Note that each element will be prepended one at a time, thus effectively reversing their order.

Performance of list versus deque

First we setup with some iterative prepending:

import timeit
from collections import deque

def list_insert_0():
    l = []
    for i in range(20):
        l.insert(0, i)

def list_slice_insert():
    l = []
    for i in range(20):
        l[:0] = [i]      # semantically same as list.insert(0, i)

def list_add():
    l = []
    for i in range(20):
        l = [i] + l      # caveat: new list each time

def deque_appendleft():
    d = deque()
    for i in range(20):
        d.appendleft(i)  # semantically same as list.insert(0, i)

def deque_extendleft():
    d = deque()
    d.extendleft(range(20)) # semantically same as deque_appendleft above

and performance:

>>> min(timeit.repeat(list_insert_0))
2.8267281929729506
>>> min(timeit.repeat(list_slice_insert))
2.5210217320127413
>>> min(timeit.repeat(list_add))
2.0641671380144544
>>> min(timeit.repeat(deque_appendleft))
1.5863927800091915
>>> min(timeit.repeat(deque_extendleft))
0.5352169770048931

The deque is much faster.
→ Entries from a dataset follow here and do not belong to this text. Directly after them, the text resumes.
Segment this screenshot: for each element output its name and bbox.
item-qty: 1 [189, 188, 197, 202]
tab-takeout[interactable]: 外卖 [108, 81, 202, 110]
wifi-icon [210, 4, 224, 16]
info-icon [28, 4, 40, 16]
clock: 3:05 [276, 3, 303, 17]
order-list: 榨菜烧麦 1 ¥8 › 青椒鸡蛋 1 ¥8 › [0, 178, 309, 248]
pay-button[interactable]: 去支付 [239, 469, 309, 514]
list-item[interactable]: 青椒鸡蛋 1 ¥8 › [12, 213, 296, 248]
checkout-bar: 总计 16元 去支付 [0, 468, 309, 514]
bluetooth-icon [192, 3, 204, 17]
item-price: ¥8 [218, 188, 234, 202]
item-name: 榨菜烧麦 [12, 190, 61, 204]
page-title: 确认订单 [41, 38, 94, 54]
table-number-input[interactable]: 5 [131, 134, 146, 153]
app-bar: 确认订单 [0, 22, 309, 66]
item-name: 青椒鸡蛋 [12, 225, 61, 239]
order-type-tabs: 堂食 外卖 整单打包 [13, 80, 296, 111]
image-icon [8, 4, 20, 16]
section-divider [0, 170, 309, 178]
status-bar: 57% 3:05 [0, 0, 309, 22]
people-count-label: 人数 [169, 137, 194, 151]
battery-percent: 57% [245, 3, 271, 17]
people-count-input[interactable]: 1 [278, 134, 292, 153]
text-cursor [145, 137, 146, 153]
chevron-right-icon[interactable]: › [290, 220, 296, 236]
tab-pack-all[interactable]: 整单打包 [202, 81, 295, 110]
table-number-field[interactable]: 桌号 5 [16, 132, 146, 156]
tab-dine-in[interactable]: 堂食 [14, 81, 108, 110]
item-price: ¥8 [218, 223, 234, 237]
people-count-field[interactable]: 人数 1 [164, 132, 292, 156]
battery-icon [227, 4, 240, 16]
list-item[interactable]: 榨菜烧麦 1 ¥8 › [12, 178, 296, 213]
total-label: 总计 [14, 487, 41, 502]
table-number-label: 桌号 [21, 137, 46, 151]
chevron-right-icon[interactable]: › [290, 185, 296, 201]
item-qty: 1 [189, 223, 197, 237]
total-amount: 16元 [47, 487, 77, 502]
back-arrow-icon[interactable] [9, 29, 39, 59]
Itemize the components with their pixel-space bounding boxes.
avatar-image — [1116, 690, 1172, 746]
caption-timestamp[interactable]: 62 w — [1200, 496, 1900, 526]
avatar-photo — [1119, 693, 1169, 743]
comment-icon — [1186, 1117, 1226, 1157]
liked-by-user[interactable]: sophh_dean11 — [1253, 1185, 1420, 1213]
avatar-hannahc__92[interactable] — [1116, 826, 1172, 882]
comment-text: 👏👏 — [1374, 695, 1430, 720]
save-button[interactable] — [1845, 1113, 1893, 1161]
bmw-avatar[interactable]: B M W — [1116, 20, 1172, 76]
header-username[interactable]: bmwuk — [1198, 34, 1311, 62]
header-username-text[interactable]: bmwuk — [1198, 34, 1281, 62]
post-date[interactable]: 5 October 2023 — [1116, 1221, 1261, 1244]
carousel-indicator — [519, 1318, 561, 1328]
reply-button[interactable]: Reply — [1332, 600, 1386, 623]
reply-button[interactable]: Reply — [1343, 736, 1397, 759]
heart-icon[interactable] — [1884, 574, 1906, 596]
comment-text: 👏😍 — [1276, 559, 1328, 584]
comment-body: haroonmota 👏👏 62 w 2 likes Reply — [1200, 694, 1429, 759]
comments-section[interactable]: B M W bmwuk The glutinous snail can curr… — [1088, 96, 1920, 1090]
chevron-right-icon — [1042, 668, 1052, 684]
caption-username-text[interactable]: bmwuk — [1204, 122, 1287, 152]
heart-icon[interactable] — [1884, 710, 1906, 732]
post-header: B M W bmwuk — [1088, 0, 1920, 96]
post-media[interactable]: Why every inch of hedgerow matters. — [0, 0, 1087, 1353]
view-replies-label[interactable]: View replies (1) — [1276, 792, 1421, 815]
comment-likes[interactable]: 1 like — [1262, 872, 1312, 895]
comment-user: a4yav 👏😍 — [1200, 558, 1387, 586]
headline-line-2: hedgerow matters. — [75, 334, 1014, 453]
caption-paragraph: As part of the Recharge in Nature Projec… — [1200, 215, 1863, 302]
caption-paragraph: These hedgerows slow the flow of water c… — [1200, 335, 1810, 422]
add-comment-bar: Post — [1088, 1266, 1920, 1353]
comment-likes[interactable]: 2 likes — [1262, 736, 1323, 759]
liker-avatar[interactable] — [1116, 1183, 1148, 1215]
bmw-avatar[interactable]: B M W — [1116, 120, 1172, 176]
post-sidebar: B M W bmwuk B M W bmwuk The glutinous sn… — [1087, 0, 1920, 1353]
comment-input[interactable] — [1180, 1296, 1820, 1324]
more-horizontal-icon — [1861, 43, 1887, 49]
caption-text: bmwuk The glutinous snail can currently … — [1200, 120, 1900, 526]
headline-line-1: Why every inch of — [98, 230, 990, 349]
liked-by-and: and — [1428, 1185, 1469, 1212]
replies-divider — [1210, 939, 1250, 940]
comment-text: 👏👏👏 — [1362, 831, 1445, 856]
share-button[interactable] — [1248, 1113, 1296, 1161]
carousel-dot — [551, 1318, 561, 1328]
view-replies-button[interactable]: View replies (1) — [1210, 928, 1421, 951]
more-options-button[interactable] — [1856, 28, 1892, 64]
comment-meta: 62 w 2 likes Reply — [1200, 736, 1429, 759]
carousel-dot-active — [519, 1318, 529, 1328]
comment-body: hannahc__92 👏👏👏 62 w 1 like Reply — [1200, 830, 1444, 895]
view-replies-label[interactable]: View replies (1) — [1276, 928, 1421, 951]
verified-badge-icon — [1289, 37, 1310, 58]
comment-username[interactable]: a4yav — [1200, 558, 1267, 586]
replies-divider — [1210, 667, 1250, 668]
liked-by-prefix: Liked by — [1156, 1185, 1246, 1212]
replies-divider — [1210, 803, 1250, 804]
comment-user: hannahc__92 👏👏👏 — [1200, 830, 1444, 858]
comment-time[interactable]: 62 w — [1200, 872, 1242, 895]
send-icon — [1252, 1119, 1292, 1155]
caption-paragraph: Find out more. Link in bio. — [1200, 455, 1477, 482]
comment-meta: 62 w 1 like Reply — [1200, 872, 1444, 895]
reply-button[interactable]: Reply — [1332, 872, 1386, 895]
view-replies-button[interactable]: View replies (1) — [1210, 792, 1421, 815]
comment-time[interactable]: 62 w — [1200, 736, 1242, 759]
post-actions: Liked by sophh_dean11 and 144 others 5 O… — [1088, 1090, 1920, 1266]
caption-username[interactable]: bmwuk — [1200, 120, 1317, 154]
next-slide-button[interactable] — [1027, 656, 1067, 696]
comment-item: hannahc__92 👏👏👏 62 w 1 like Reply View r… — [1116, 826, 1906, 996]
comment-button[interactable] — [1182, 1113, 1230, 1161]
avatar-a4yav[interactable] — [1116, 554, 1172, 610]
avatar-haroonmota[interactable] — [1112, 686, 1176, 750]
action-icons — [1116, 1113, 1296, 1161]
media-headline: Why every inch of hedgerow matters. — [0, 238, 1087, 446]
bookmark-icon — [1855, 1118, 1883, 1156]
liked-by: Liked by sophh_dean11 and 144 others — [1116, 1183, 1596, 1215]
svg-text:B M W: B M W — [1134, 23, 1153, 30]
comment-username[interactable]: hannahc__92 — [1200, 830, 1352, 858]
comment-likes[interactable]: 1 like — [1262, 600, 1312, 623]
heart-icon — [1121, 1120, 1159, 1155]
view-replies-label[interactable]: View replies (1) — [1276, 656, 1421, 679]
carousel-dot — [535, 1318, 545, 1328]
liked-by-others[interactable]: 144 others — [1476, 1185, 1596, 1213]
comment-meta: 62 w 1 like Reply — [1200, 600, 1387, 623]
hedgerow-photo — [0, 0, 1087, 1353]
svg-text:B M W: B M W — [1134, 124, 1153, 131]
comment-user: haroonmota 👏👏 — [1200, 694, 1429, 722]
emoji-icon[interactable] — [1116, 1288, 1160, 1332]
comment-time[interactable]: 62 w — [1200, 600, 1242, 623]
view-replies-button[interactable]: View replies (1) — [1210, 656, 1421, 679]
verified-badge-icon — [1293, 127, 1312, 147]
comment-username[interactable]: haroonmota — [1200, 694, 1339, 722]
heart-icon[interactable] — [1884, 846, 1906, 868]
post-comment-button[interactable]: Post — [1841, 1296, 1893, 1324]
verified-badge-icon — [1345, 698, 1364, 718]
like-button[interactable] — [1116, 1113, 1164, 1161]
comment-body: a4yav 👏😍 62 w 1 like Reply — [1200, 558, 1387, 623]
As the lists get longer, I would expect a deque to perform even better. If you can use deque's extendleft you'll probably get the best performance that way.

Lets go over 4 methods

1. Using insert()

>>> 
>>> l = list(range(5))
>>> l
[0, 1, 2, 3, 4]
>>> l.insert(0, 5)
>>> l
[5, 0, 1, 2, 3, 4]
>>> 

2. Using [] and +

>>> 
>>> l = list(range(5))
>>> l
[0, 1, 2, 3, 4]
>>> l = [5] + l
>>> l
[5, 0, 1, 2, 3, 4]
>>> 

3. Using Slicing

>>> 
>>> l = list(range(5))
>>> l
[0, 1, 2, 3, 4]
>>> l[:0] = [5]
>>> l
[5, 0, 1, 2, 3, 4]
>>> 

4. Using collections.deque.appendleft()

>>> 
>>> from collections import deque
>>> 
>>> l = list(range(5))
>>> l
[0, 1, 2, 3, 4]
>>> l = deque(l)
>>> l.appendleft(5)
>>> l = list(l)
>>> l
[5, 0, 1, 2, 3, 4]
>>> 

If someone finds this question like me, here are my performance tests of proposed methods:

Python 2.7.8

In [1]: %timeit ([1]*1000000).insert(0, 0)
100 loops, best of 3: 4.62 ms per loop

In [2]: %timeit ([1]*1000000)[0:0] = [0]
100 loops, best of 3: 4.55 ms per loop

In [3]: %timeit [0] + [1]*1000000
100 loops, best of 3: 8.04 ms per loop

As you can see, insert and slice assignment are as almost twice as fast than explicit adding and are very close in results. As Raymond Hettinger noted insert is more common option and I, personally prefer this way to prepend to list.

In my opinion, the most elegant and idiomatic way of prepending an element or list to another list, in Python, is using the expansion operator * (also called unpacking operator),

# Initial list
l = [4, 5, 6]

# Modification
l = [1, 2, 3, *l]

Where the resulting list after the modification is [1, 2, 3, 4, 5, 6]

I also like simply combining two lists with the operator +, as shown,

# Prepends [1, 2, 3] to l
l = [1, 2, 3] + l

# Prepends element 42 to l
l = [42] + l

I don't like the other common approach, l.insert(0, value), as it requires a magic number. Moreover, insert() only allows prepending a single element, however the approach above has the same syntax for prepending a single element or multiple elements.

If you can go the functional way, the following is pretty clear

new_list = [x] + your_list

Of course you haven't inserted x into your_list, rather you have created a new list with x preprended to it.